Vor einigen Wochen sprachen wir schon im Zusammenhang mit Hebr 5,11-6,3ff darüber, daß einige jüdische Gemeinden nicht mehr hören wollten, und daß sie im Glauben nicht weiterkamen, weil sie noch Milch zu sich nahmen, anstatt schon feste Nahrung. Was dann im folgenden als Milch, als Grundlagen des Glaubens beschrieben wird, erstaunt uns sehr:
Hebr 6,1-2

  1. Buße,
  2. Glaube an Gott,
  3. Taufen,
  4. Händeauflegen,
  5. Auferstehung der Toten und
  6. ewiges Gericht.

Das waren also, laut Autor des Hebäerbriefes, die einfachen Dinge des christlichen Glaubens, die jedem Christen klar sein sollten, über die vielleicht auch jeder in der Lage sein sollte, Zeugnis zu geben. Aber das war offensichtlich auch damals schon nicht so. Trotzdem gilt, was in Hebr 5,14 steht, nämlich daß sich die "Vollkommenen", die wir laut Jesus ja sein sollen,

  1. von fester Speise ernähren,
  2. daß ihre Sinne durch den steten Gebrauch geübt sind und
  3. daß sie Gutes vom Bösen unterscheiden können.

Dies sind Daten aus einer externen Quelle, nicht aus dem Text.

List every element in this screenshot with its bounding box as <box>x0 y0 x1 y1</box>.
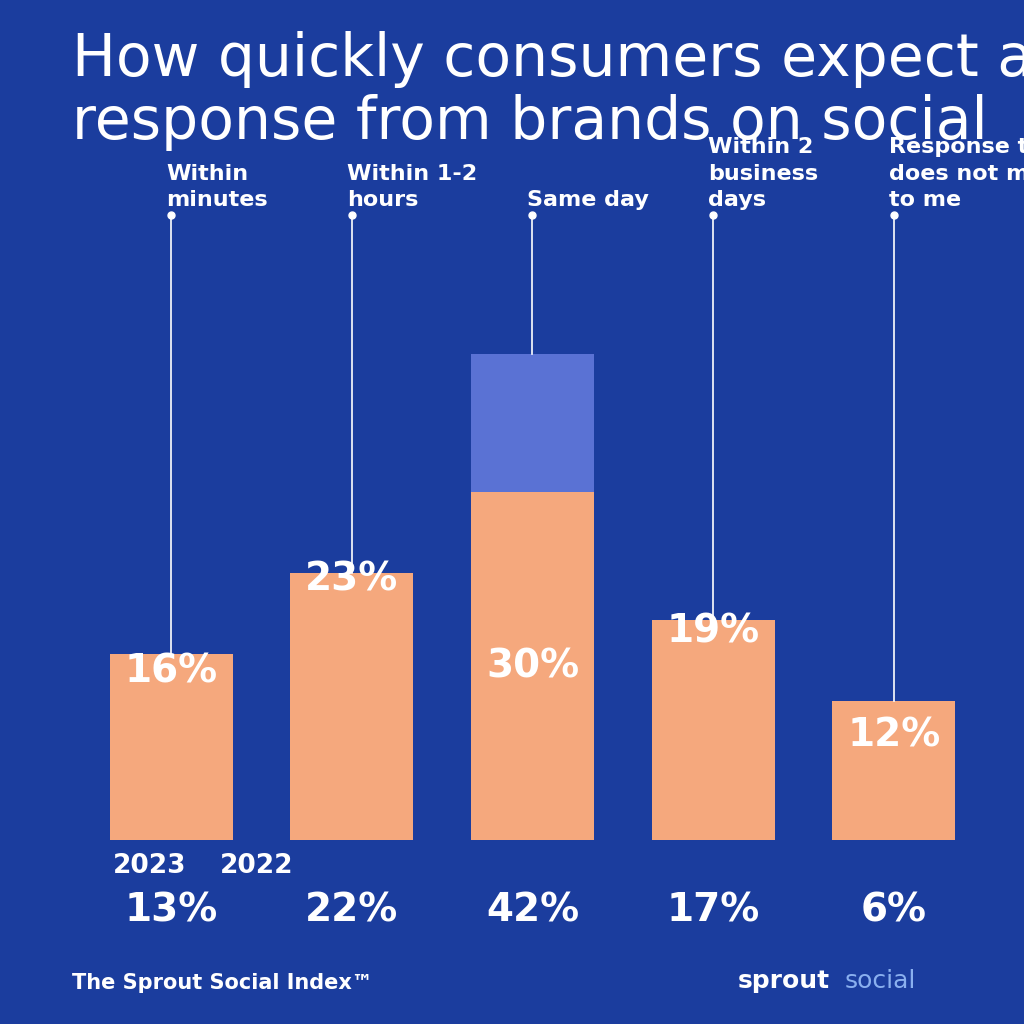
Bar <box>833 770 955 840</box>
Text: The Sprout Social Index™: The Sprout Social Index™ <box>72 973 373 993</box>
Text: 2022: 2022 <box>220 853 294 880</box>
Text: 2023: 2023 <box>113 853 186 880</box>
Bar <box>291 585 414 840</box>
Text: sprout: sprout <box>737 970 829 993</box>
Text: 42%: 42% <box>486 892 579 930</box>
Text: 17%: 17% <box>667 892 760 930</box>
Text: 6%: 6% <box>861 892 927 930</box>
Bar <box>471 353 594 840</box>
Text: 23%: 23% <box>305 560 398 598</box>
Bar <box>471 493 594 840</box>
Text: 16%: 16% <box>125 653 218 691</box>
Text: 13%: 13% <box>125 892 218 930</box>
Text: Within 1-2
hours: Within 1-2 hours <box>347 164 477 210</box>
Text: How quickly consumers expect a
response from brands on social: How quickly consumers expect a response … <box>72 31 1024 152</box>
Text: 12%: 12% <box>847 717 940 755</box>
Bar <box>110 654 232 840</box>
Bar <box>651 643 774 840</box>
Text: 19%: 19% <box>667 612 760 650</box>
Text: Within 2
business
days: Within 2 business days <box>708 137 818 210</box>
Text: Same day: Same day <box>527 189 649 210</box>
Text: 22%: 22% <box>305 892 398 930</box>
Bar <box>833 700 955 840</box>
Text: 30%: 30% <box>486 647 579 685</box>
Bar <box>291 573 414 840</box>
Text: Within
minutes: Within minutes <box>166 164 267 210</box>
Bar <box>110 689 232 840</box>
Bar <box>651 620 774 840</box>
Text: Response time
does not matter
to me: Response time does not matter to me <box>889 137 1024 210</box>
Text: social: social <box>845 970 916 993</box>
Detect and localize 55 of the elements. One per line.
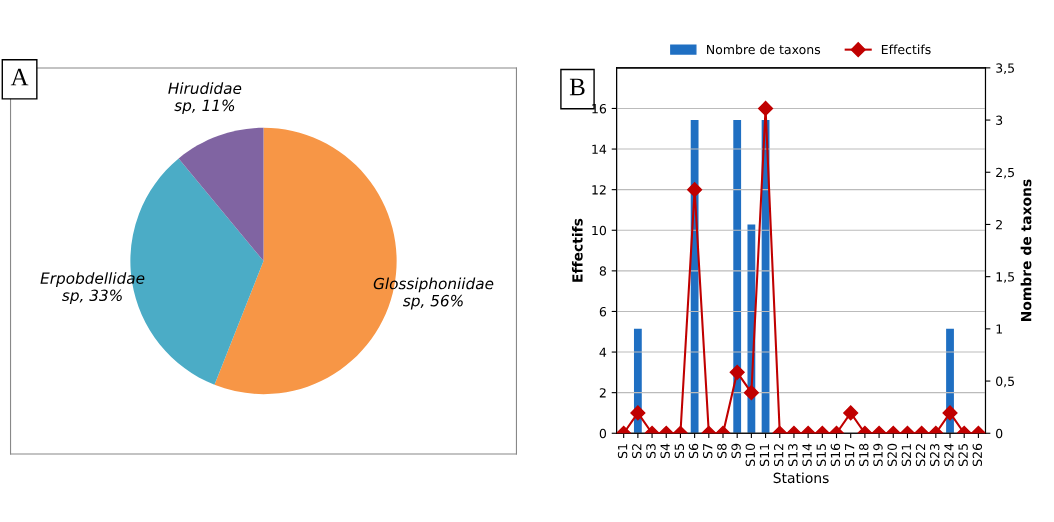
- x-tick-label: S12: [773, 444, 784, 466]
- y-tick-label: 4: [599, 347, 607, 357]
- y2-axis-title: Nombre de taxons: [1020, 179, 1032, 322]
- x-tick-label: S21: [901, 444, 912, 466]
- y-axis-title: Effectifs: [571, 218, 583, 282]
- x-tick-label: S3: [646, 443, 656, 459]
- legend-label: Effectifs: [881, 44, 931, 55]
- x-tick-label: S4: [660, 443, 670, 459]
- x-tick-label: S17: [844, 444, 855, 466]
- x-tick-label: S2: [632, 444, 642, 459]
- text: B: [569, 78, 585, 96]
- y2-tick-label: 3: [996, 115, 1003, 125]
- bar: [733, 120, 742, 434]
- x-tick-label: S16: [830, 443, 841, 466]
- x-tick-label: S13: [788, 443, 798, 466]
- y-tick-label: 10: [592, 225, 607, 236]
- x-tick-label: S15: [816, 444, 826, 466]
- x-tick-label: S5: [674, 444, 685, 459]
- x-tick-label: S1: [617, 444, 628, 459]
- x-tick-label: S26: [972, 443, 983, 466]
- x-tick-label: S10: [745, 443, 756, 466]
- x-tick-label: S19: [873, 443, 883, 466]
- y-tick-label: 6: [599, 306, 607, 317]
- point: [757, 100, 774, 117]
- pie-slice: [178, 127, 264, 261]
- x-tick-label: S23: [930, 443, 940, 466]
- x-tick-label: S18: [859, 443, 869, 466]
- y2-tick-label: 2: [996, 219, 1002, 230]
- x-tick-label: S9: [731, 443, 741, 459]
- x-tick-label: S20: [887, 443, 897, 466]
- y2-tick-label: 0,5: [996, 376, 1014, 388]
- y-tick-label: 16: [592, 103, 607, 114]
- y2-tick-label: 3,5: [996, 63, 1014, 75]
- x-tick-label: S25: [958, 444, 968, 466]
- x-tick-label: S8: [717, 443, 727, 459]
- text: A: [10, 68, 29, 86]
- x-tick-label: S11: [759, 444, 770, 466]
- x-tick-label: S24: [944, 443, 954, 466]
- y2-tick-label: 0: [996, 428, 1003, 439]
- y-tick-label: 8: [599, 266, 607, 276]
- slice-label: Hirudidae sp, 11%: [168, 82, 242, 115]
- y-tick-label: 12: [592, 185, 606, 195]
- y2-tick-label: 2,5: [996, 167, 1014, 179]
- point: [687, 182, 703, 198]
- x-tick-label: S7: [702, 444, 713, 459]
- y2-tick-label: 1,5: [996, 272, 1014, 283]
- x-tick-label: S22: [915, 444, 926, 466]
- y-tick-label: 2: [599, 388, 606, 398]
- x-tick-label: S6: [688, 443, 699, 459]
- y2-tick-label: 1: [996, 324, 1003, 334]
- x-tick-label: S14: [802, 443, 812, 466]
- x-axis-title: Stations: [773, 472, 829, 484]
- y-tick-label: 0: [599, 428, 607, 439]
- legend-label: Nombre de taxons: [707, 44, 821, 55]
- y-tick-label: 14: [592, 144, 607, 154]
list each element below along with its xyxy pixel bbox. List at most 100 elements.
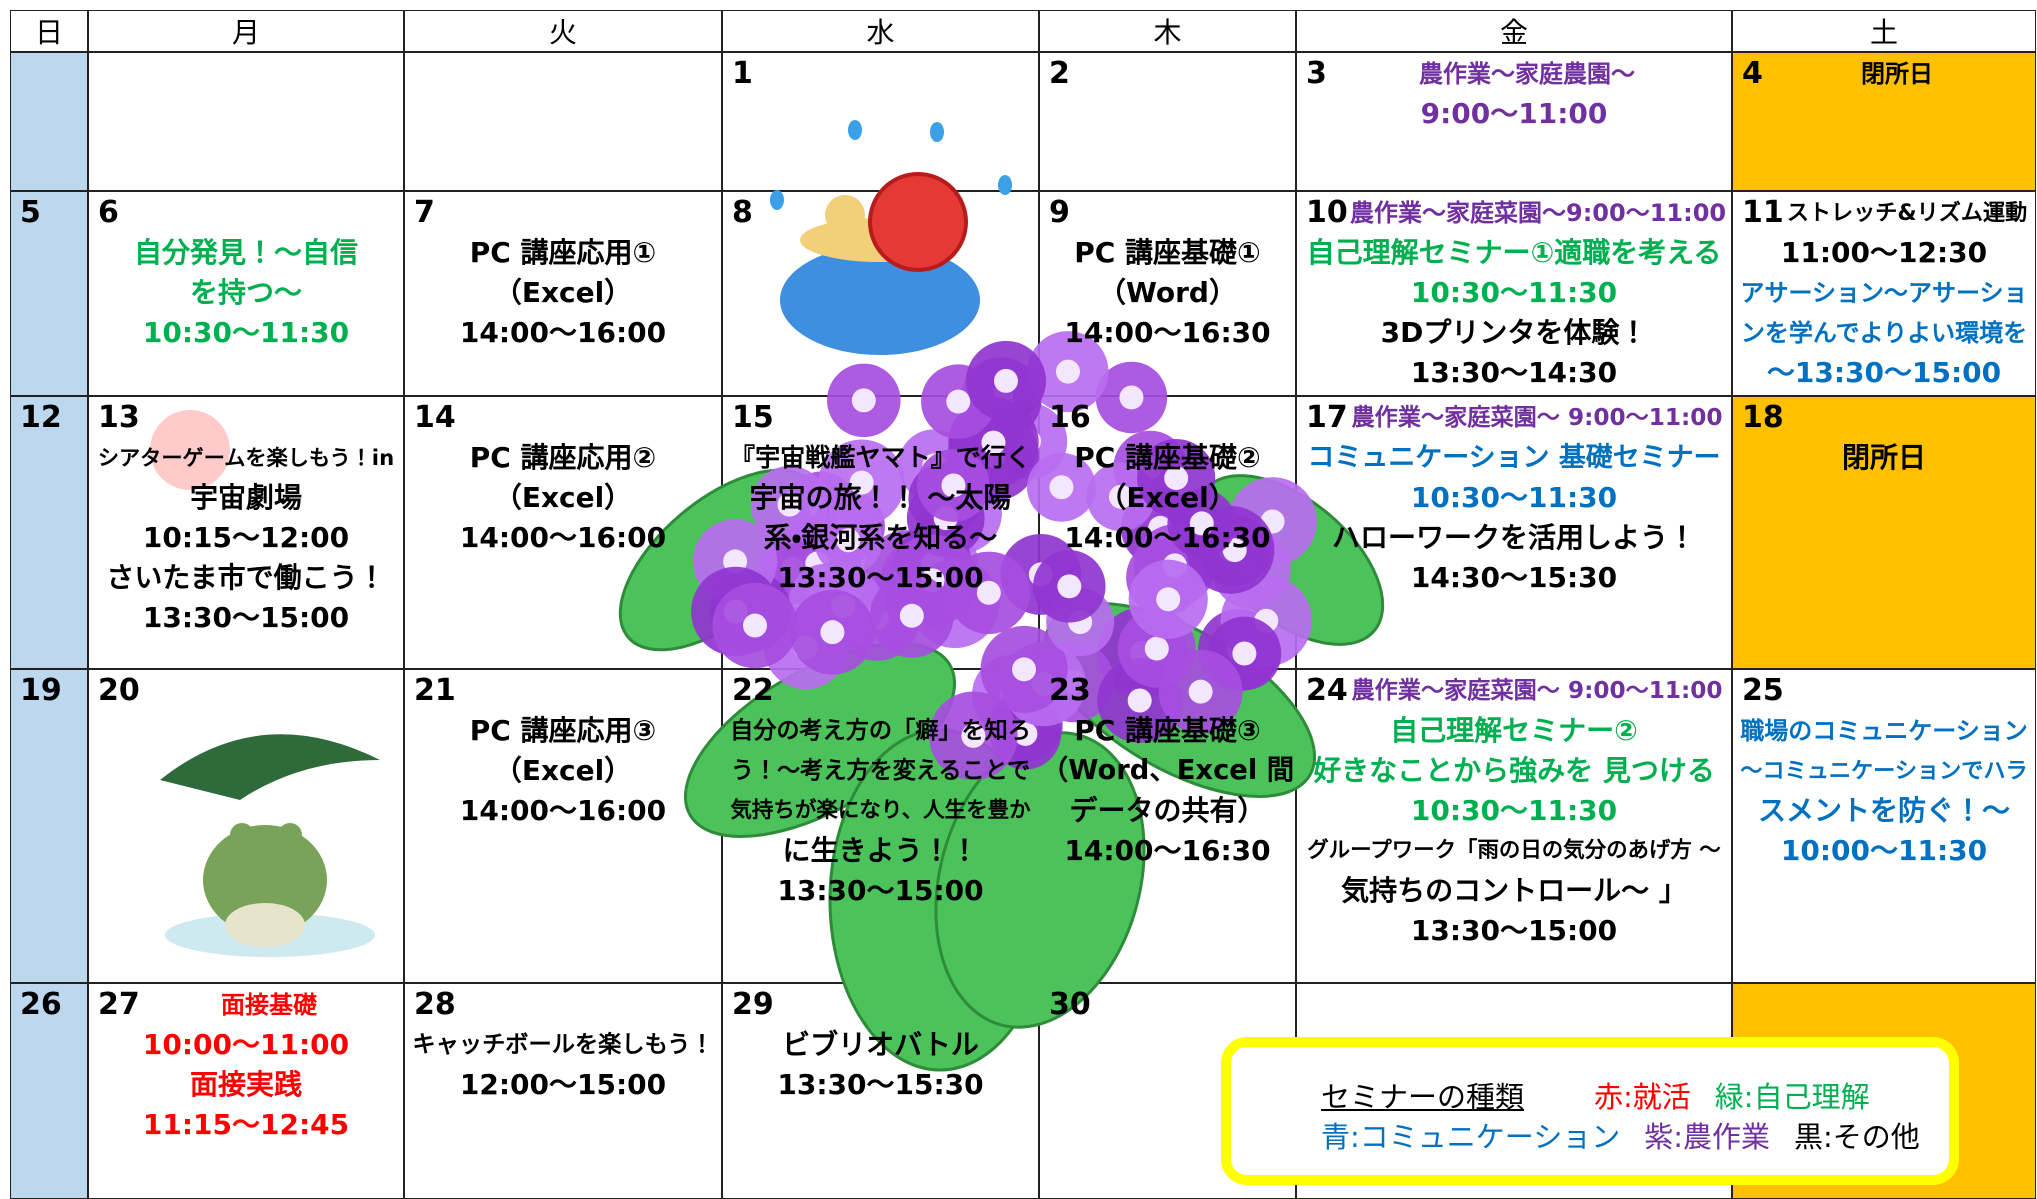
event-heading: ストレッチ&リズム運動 <box>1786 200 2028 226</box>
event-line: （Excel） <box>493 276 633 309</box>
day-cell: 19 <box>10 669 88 983</box>
legend-item: 紫:農作業 <box>1644 1120 1770 1154</box>
date-number: 14 <box>414 400 456 435</box>
day-cell: 27 面接基礎 10:00～11:00 面接実践 11:15～12:45 <box>88 983 404 1199</box>
event-line: PC 講座基礎① <box>1074 236 1261 269</box>
event-line: 自己理解セミナー② <box>1390 714 1638 747</box>
event-line: 14:30～15:30 <box>1410 561 1618 594</box>
event-line: PC 講座基礎② <box>1074 441 1261 474</box>
event-line: 14:00～16:00 <box>459 316 667 349</box>
legend-row: 青:コミュニケーション 紫:農作業 黒:その他 <box>1321 1117 1949 1157</box>
header-cell-bg <box>404 10 722 52</box>
date-number: 22 <box>732 673 774 708</box>
day-cell-bg <box>1732 191 2036 396</box>
header-cell-bg <box>1296 10 1732 52</box>
event-line: 自分の考え方の「癖」を知ろ <box>730 718 1031 744</box>
date-number: 7 <box>414 195 435 230</box>
day-cell-bg <box>88 983 404 1199</box>
day-cell <box>404 52 722 191</box>
day-cell: 29 ビブリオバトル 13:30～15:30 <box>722 983 1039 1199</box>
day-cell-bg <box>1732 52 2036 191</box>
event-line: 14:00～16:00 <box>459 794 667 827</box>
event-line: 13:30～15:00 <box>1410 914 1618 947</box>
event-line: 『宇宙戦艦ヤマト』で行く <box>730 443 1031 472</box>
date-number: 19 <box>20 673 62 708</box>
legend-row: セミナーの種類 赤:就活 緑:自己理解 <box>1321 1077 1949 1117</box>
day-cell: 10 農作業～家庭菜園～9:00～11:00 自己理解セミナー①適職を考える 10:3… <box>1296 191 1732 396</box>
day-cell <box>10 52 88 191</box>
day-cell: 17 農作業～家庭菜園～ 9:00～11:00 コミュニケーション 基礎セミナー 10… <box>1296 396 1732 669</box>
day-cell-bg <box>1732 396 2036 669</box>
event-line: （Excel） <box>493 481 633 514</box>
day-cell: 2 <box>1039 52 1296 191</box>
day-cell-bg <box>404 983 722 1199</box>
event-line: 14:00～16:30 <box>1064 834 1271 867</box>
day-header: 水 <box>866 16 895 49</box>
day-header: 日 <box>34 16 63 49</box>
day-cell-bg <box>722 52 1039 191</box>
legend-item: 緑:自己理解 <box>1714 1080 1870 1114</box>
event-line: PC 講座応用③ <box>469 714 657 747</box>
date-number: 6 <box>98 195 119 230</box>
date-number: 23 <box>1049 673 1091 708</box>
day-cell: 21 PC 講座応用③ （Excel） 14:00～16:00 <box>404 669 722 983</box>
legend-item: 赤:就活 <box>1594 1080 1691 1114</box>
day-cell: 13 シアターゲームを楽しもう！in 宇宙劇場 10:15～12:00 さいたま市で働こ… <box>88 396 404 669</box>
day-cell: 25 職場のコミュニケーション ～コミュニケーションでハラ スメントを防ぐ！～ 10:0… <box>1732 669 2036 983</box>
day-cell: 28 キャッチボールを楽しもう！ 12:00～15:00 <box>404 983 722 1199</box>
date-number: 20 <box>98 673 140 708</box>
event-line: ハローワークを活用しよう！ <box>1331 521 1696 554</box>
day-cell: 15 『宇宙戦艦ヤマト』で行く 宇宙の旅！！ ～太陽 系・銀河系を知る～ 13:30～1… <box>722 396 1039 669</box>
date-number: 1 <box>732 56 753 91</box>
event-line: 12:00～15:00 <box>459 1068 667 1101</box>
day-cell-bg <box>10 669 88 983</box>
day-header: 金 <box>1499 16 1528 49</box>
day-cell: 7 PC 講座応用① （Excel） 14:00～16:00 <box>404 191 722 396</box>
event-line: 宇宙の旅！！ ～太陽 <box>749 481 1012 514</box>
event-line: 10:30～11:30 <box>1410 481 1618 514</box>
event-line: キャッチボールを楽しもう！ <box>412 1031 714 1058</box>
date-number: 29 <box>732 987 774 1022</box>
day-cell: 16 PC 講座基礎② （Excel） 14:00～16:30 <box>1039 396 1296 669</box>
day-cell-bg <box>1296 191 1732 396</box>
day-cell: 6 自分発見！～自信 を持つ～ 10:30～11:30 <box>88 191 404 396</box>
event-line: 11:00～12:30 <box>1780 236 1988 269</box>
date-number: 25 <box>1742 673 1784 708</box>
event-line: 気持ちのコントロール～ 」 <box>1341 874 1687 907</box>
day-cell-bg <box>88 396 404 669</box>
event-line: 14:00～16:30 <box>1064 521 1271 554</box>
event-line: 13:30～15:30 <box>777 1068 984 1101</box>
event-line: を持つ～ <box>189 276 302 309</box>
event-line: 3Dプリンタを体験！ <box>1380 316 1648 349</box>
date-number: 4 <box>1742 56 1763 91</box>
day-cell: 26 <box>10 983 88 1199</box>
date-number: 3 <box>1306 56 1327 91</box>
date-number: 2 <box>1049 56 1070 91</box>
date-number: 24 <box>1306 673 1348 708</box>
header-cell-bg <box>88 10 404 52</box>
event-line: 自己理解セミナー①適職を考える <box>1306 236 1722 269</box>
event-line: 14:00～16:00 <box>459 521 667 554</box>
legend-item: 青:コミュニケーション <box>1321 1120 1621 1154</box>
event-heading: 農作業～家庭菜園～ 9:00～11:00 <box>1351 405 1723 431</box>
event-line: 10:30～11:30 <box>1410 794 1618 827</box>
day-cell-bg <box>404 52 722 191</box>
date-number: 21 <box>414 673 456 708</box>
header-cell-bg <box>10 10 88 52</box>
event-line: 14:00～16:30 <box>1064 316 1271 349</box>
day-cell-bg <box>88 52 404 191</box>
date-number: 11 <box>1742 195 1784 230</box>
day-cell: 3 農作業～家庭農園～ 9:00～11:00 <box>1296 52 1732 191</box>
date-number: 15 <box>732 400 774 435</box>
event-line: に生きよう！！ <box>782 834 979 867</box>
date-number: 10 <box>1306 195 1348 230</box>
event-line: アサーション～アサーショ <box>1740 279 2028 307</box>
legend-item: 黒:その他 <box>1793 1120 1920 1154</box>
event-line: 閉所日 <box>1841 441 1926 474</box>
date-number: 16 <box>1049 400 1091 435</box>
event-line: PC 講座基礎③ <box>1074 714 1261 747</box>
event-line: 9:00～11:00 <box>1420 97 1608 130</box>
date-number: 18 <box>1742 400 1784 435</box>
event-line: 好きなことから強みを 見つける <box>1313 754 1715 787</box>
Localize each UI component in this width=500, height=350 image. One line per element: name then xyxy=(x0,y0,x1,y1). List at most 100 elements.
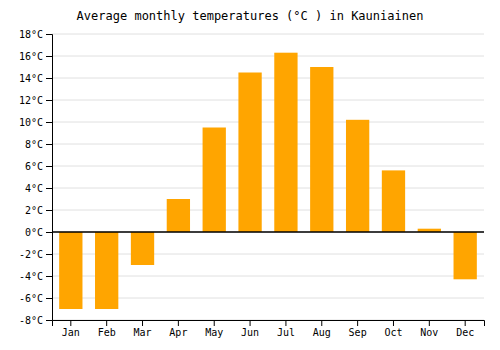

Das soll wohl soviel heissen, wie daß wir uns nicht die Zähne auszubeissen brauchen an Bibelstellen, die wir nicht verstehen. Wenn wir regelmäßig Gottes Wort als geistige Nahrung zu uns nehmen (s. Jer 15,16), dann werden wir im Laufe der Zeit manche Bibelstelle verstehen, die uns am Anfang ein Buch mit 7 Siegeln war.

Jeremia 15
16	Fanden sich Worte von dir, dann habe ich 
	sie gegessen, und deine Worte waren mir zur 
	Wonne und zur Freude meines Herzens; 
	denn dein Name ist über mir ausgerufen, 
	HERR, Gott der Heerscharen.  
Aber nicht nur die Erkenntnis wächst, sondern Gott verändert auch allmählich unser Denken, unsere bisherigen Wertvorstellungen und Maßstäbe durch sein Wort. Dann dürfen wir aber nicht vergessen, das Erkannte auch in die Tat umzusetzen.
Jakobus 1 
22	Seid aber Täter des Wortes und nicht allein 
	Hörer, die sich selbst betrügen. 
womit wir wieder bei den Früchten des Glaubens vom Anfang wären.
Gefragt ist einfach, daß wir dranbleiben am Glauben, mehr noch, daß wir wachsen im Vertrauen auf Gott und Jesus und allmählich zu "erwachsenen" Christen werden. Hierzu noch ein Gedicht von A.B.Simpson, das mich sehr angesprochen hat.

FAHR HINAUS

Gottes Gnade ist ein riesiger Ozean,
ein grenzenlos abgrundtiefes Meer:

Komm, fahr hinaus bis man das Ufer
nicht mehr sehen kann

laß dich ein auf Gottes Fülle,
laß das Alte hinter dir.

Aber leider bleiben so viele nur am Ufer stehen
und blicken voll Sehnsucht hinaus aufs weite Meer.
Ihnen fehlt der Mut, seiner Tiefe
auf den Grund zu gehen
oder hinauszusegeln, wo nur Wellen und Wind
um sie her.

Andere wagen sich ein paar Meter weg vom Land,
aber sie schippern nur am Ufer entlang.
Die Brandung und Gischt fegt über den Strand
und ergiesst sich über sie ihr ganzes Leben lang.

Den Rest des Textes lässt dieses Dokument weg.